Clever Hans was exposed because the effect disappeared under controlled conditions. Blind the observers, remove human cues, and the behavior vanished. The entire lesson of Clever Hans is not “people can fool themselves,” it’s “remove the hidden channel and see if the effect survives.” That test is exactly what has been done here, repeatedly.
LLM capability does not disappear when you remove human feedback. It does not disappear under automatic evaluation. It does not disappear across domains, prompts, or tasks the model was never trained or rewarded on. In fact, many of the strongest demonstrations people point to are ones where no human is in the loop at all: program synthesis benchmarks, math solvers, code execution tasks, multi-step planning with tool APIs, compiler error fixing, protocol following. These are not magic tricks performed for an audience. They are mechanically checkable outcomes.
Your framing quietly swaps “some people misunderstand the tech” for “therefore the tech itself is misunderstood in kind.” That’s a rhetorical move, not an argument. Yes, lots of people are confused. That has no bearing on whether the system internally models structure or just parrots. The horse didn’t suddenly keep solving arithmetic when the cues were removed. These systems do.
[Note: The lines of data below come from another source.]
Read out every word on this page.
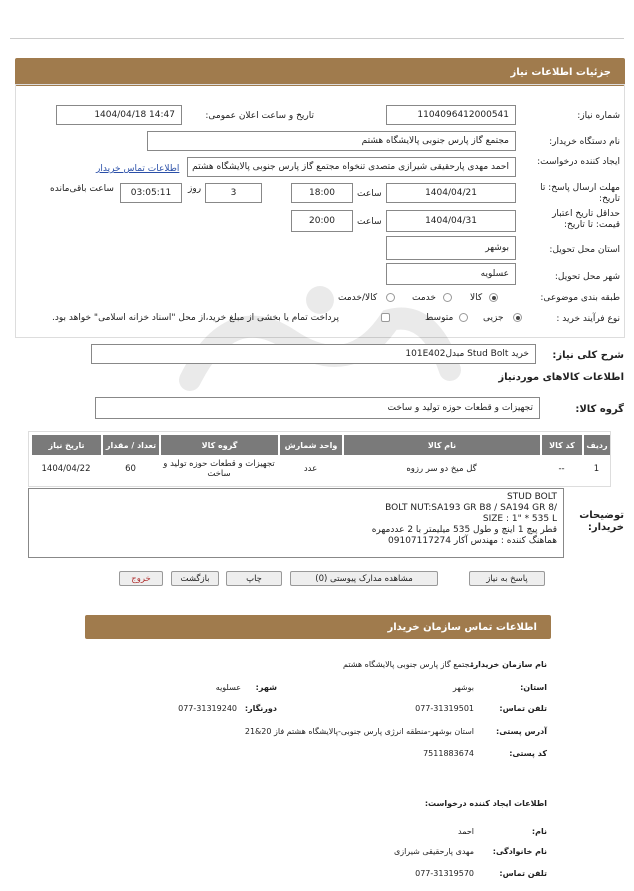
جزئیات اطلاعات نیاز
شماره نیاز:
1104096412000541
تاریخ و ساعت اعلان عمومی:
1404/04/18 14:47
نام دستگاه خریدار:
مجتمع گاز پارس جنوبی پالایشگاه هشتم
ایجاد کننده درخواست:
احمد مهدی پارحقیقی شیرازی متصدی تنخواه مجتمع گاز پارس جنوبی پالایشگاه هشتم
اطلاعات تماس خریدار
مهلت ارسال پاسخ: تا تاریخ:
1404/04/21
ساعت
18:00
3
روز
03:05:11
ساعت باقی‌مانده
حداقل تاریخ اعتبار قیمت: تا تاریخ:
1404/04/31
ساعت
20:00
استان محل تحویل:
بوشهر
شهر محل تحویل:
عسلویه
طبقه بندی موضوعی:
کالا
خدمت
کالا/خدمت
نوع فرآیند خرید :
جزیی
متوسط
پرداخت تمام یا بخشی از مبلغ خرید،از محل "اسناد خزانه اسلامی" خواهد بود.
شرح کلی نیاز:
خرید Stud Bolt مبدل101E402
اطلاعات کالاهای موردنیاز
گروه کالا:
تجهیزات و قطعات حوزه تولید و ساخت
ردیف
کد کالا
نام کالا
واحد شمارش
گروه کالا
تعداد / مقدار
تاریخ نیاز
1
--
گل میخ دو سر رزوه
عدد
تجهیزات و قطعات حوزه تولید و ساخت
60
1404/04/22
توضیحات خریدار:
STUD BOLT
BOLT NUT:SA193 GR B8 / SA194 GR 8/
SIZE : 1" * 535 L
قطر پیچ 1 اینچ و طول 535 میلیمتر با 2 عددمهره
هماهنگ کننده : مهندس آکار 09107117274
پاسخ به نیاز
مشاهده مدارک پیوستی (0)
چاپ
بازگشت
خروج
اطلاعات تماس سازمان خریدار
نام سازمان خریدار:
مجتمع گاز پارس جنوبی پالایشگاه هشتم
استان:
بوشهر
شهر:
عسلویه
تلفن تماس:
077-31319501
دورنگار:
077-31319240
آدرس پستی:
استان بوشهر-منطقه انرژی پارس جنوبی-پالایشگاه هشتم فاز 20&21
کد پستی:
7511883674
اطلاعات ایجاد کننده درخواست:
نام:
احمد
نام خانوادگی:
مهدی پارحقیقی شیرازی
تلفن تماس:
077-31319570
The “it’s about the people” point also cuts the wrong way. In Clever Hans, experts were convinced until adversarial controls were applied. With LLMs, the more adversarial the evaluation gets, the clearer the internal structure becomes. The failure modes sharpen. You start seeing confidence calibration errors, missing constraints, reasoning depth limits, and brittleness under distribution shift. Those are not illusions created by observers. They’re properties of the system under stress.
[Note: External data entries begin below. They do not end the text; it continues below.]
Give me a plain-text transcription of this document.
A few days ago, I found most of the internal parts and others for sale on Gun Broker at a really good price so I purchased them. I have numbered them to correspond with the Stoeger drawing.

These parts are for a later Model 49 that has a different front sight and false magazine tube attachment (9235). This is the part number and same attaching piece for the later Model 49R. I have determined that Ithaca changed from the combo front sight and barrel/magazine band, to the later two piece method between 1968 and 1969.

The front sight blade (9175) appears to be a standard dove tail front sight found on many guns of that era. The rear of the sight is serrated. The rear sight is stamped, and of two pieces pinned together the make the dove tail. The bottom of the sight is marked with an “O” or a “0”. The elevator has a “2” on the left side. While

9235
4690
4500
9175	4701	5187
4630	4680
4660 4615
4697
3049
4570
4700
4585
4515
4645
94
You’re also glossing over a key asymmetry. Hans never generalized. He didn’t get better at new tasks with minor scaffolding. He didn’t improve when the problem was decomposed. He didn’t degrade gracefully as difficulty increased. LLMs do all of these things, and in ways that correlate with architectural changes and training regimes. That’s not how self-deception looks. That’s how systems with internal representations behave.
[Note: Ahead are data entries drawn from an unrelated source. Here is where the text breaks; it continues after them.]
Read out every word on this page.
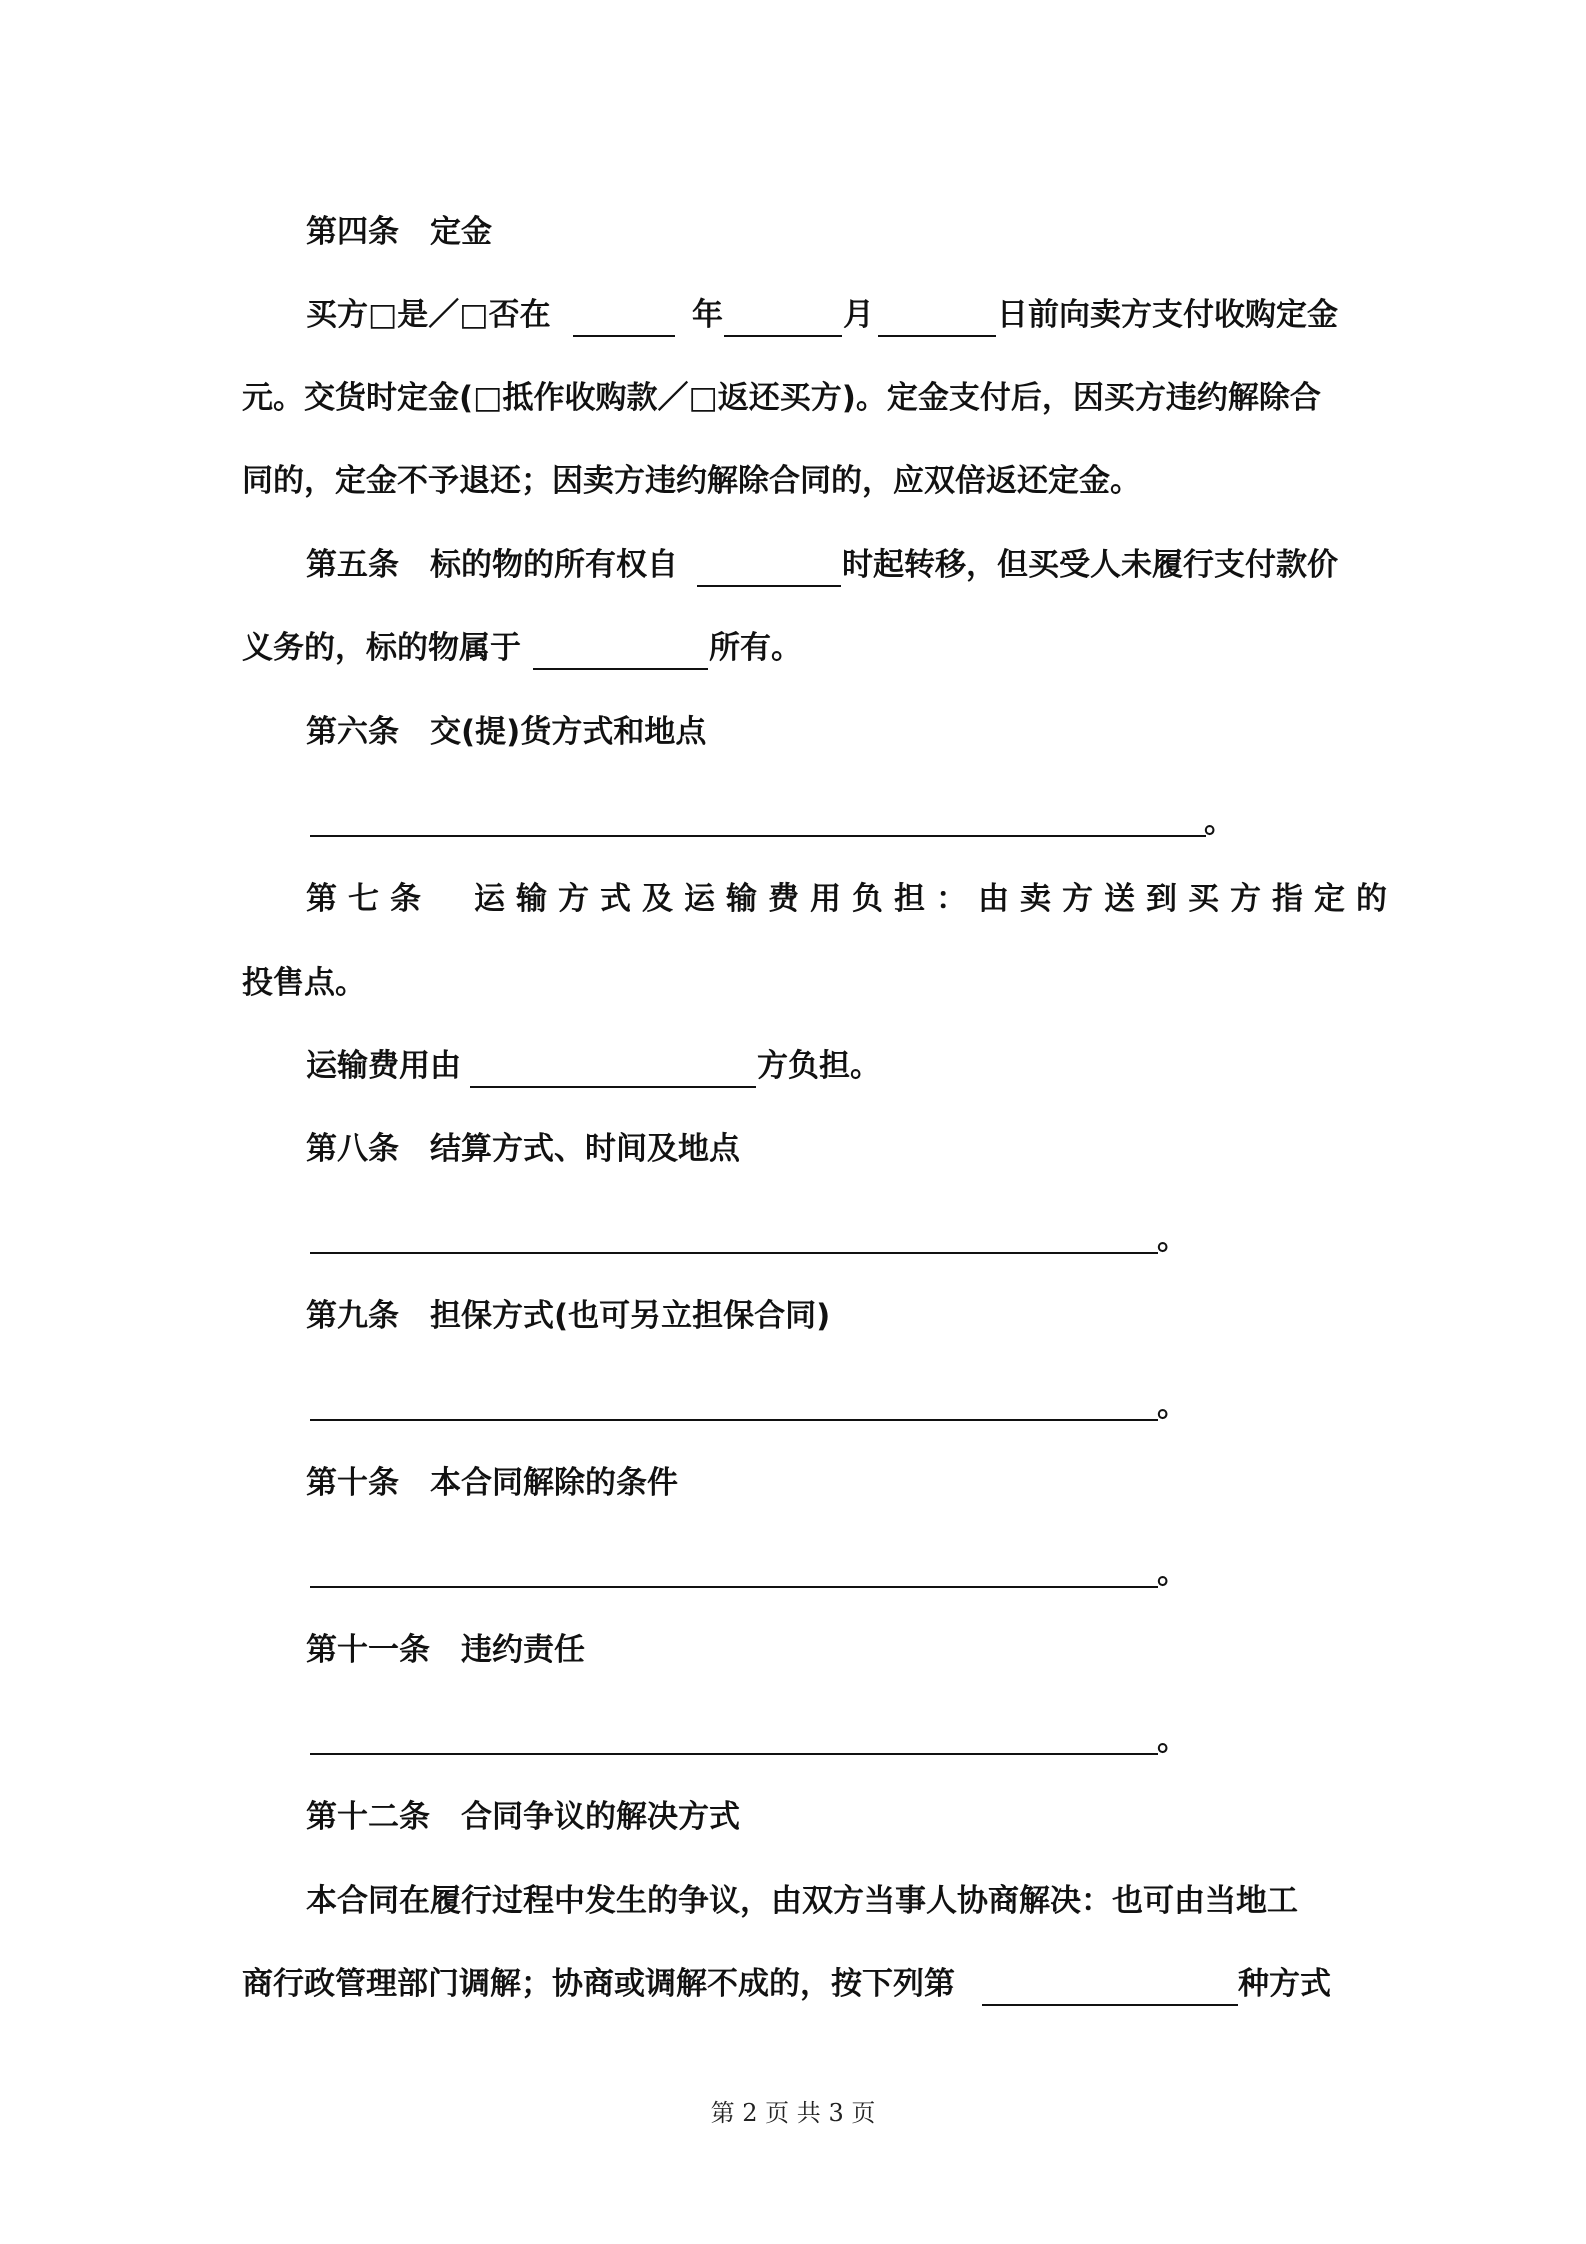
第四条　定金
买方□是／□否在	年	月	日前向卖方支付收购定金
元。交货时定金(□抵作收购款／□返还买方)。定金支付后，因买方违约解除合
同的，定金不予退还；因卖方违约解除合同的，应双倍返还定金。
第五条　标的物的所有权自	时起转移，但买受人未履行支付款价
义务的，标的物属于	所有。
第六条　交(提)货方式和地点
。
第七条　运输方式及运输费用负担：由卖方送到买方指定的
投售点。
运输费用由	方负担。
第八条　结算方式、时间及地点
。
第九条　担保方式(也可另立担保合同)
。
第十条　本合同解除的条件
。
第十一条　违约责任
。
第十二条　合同争议的解决方式
本合同在履行过程中发生的争议，由双方当事人协商解决：也可由当地工
商行政管理部门调解；协商或调解不成的，按下列第	种方式
第 2 页 共 3 页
I’ll be blunt but polite here: invoking Clever Hans at this stage is not adversarial rigor, it’s a reflex. It’s what you reach for when something feels too capable to be comfortable but you don’t have a concrete failure mechanism to point at. Engineers don’t stop at “people can be fooled.” They ask “what happens when I remove the channel that could be doing the fooling?” That experiment has already been run.
If your claim is “LLMs are unreliable for certain classes of problems,” that’s true and boring. If your claim is “this is all an illusion caused by human pattern-matching,” then you need to explain why the illusion survives automated checks, blind evaluation, distribution shift, and tool-mediated execution. Until then, the Hans analogy isn’t skeptical. It’s nostalgic.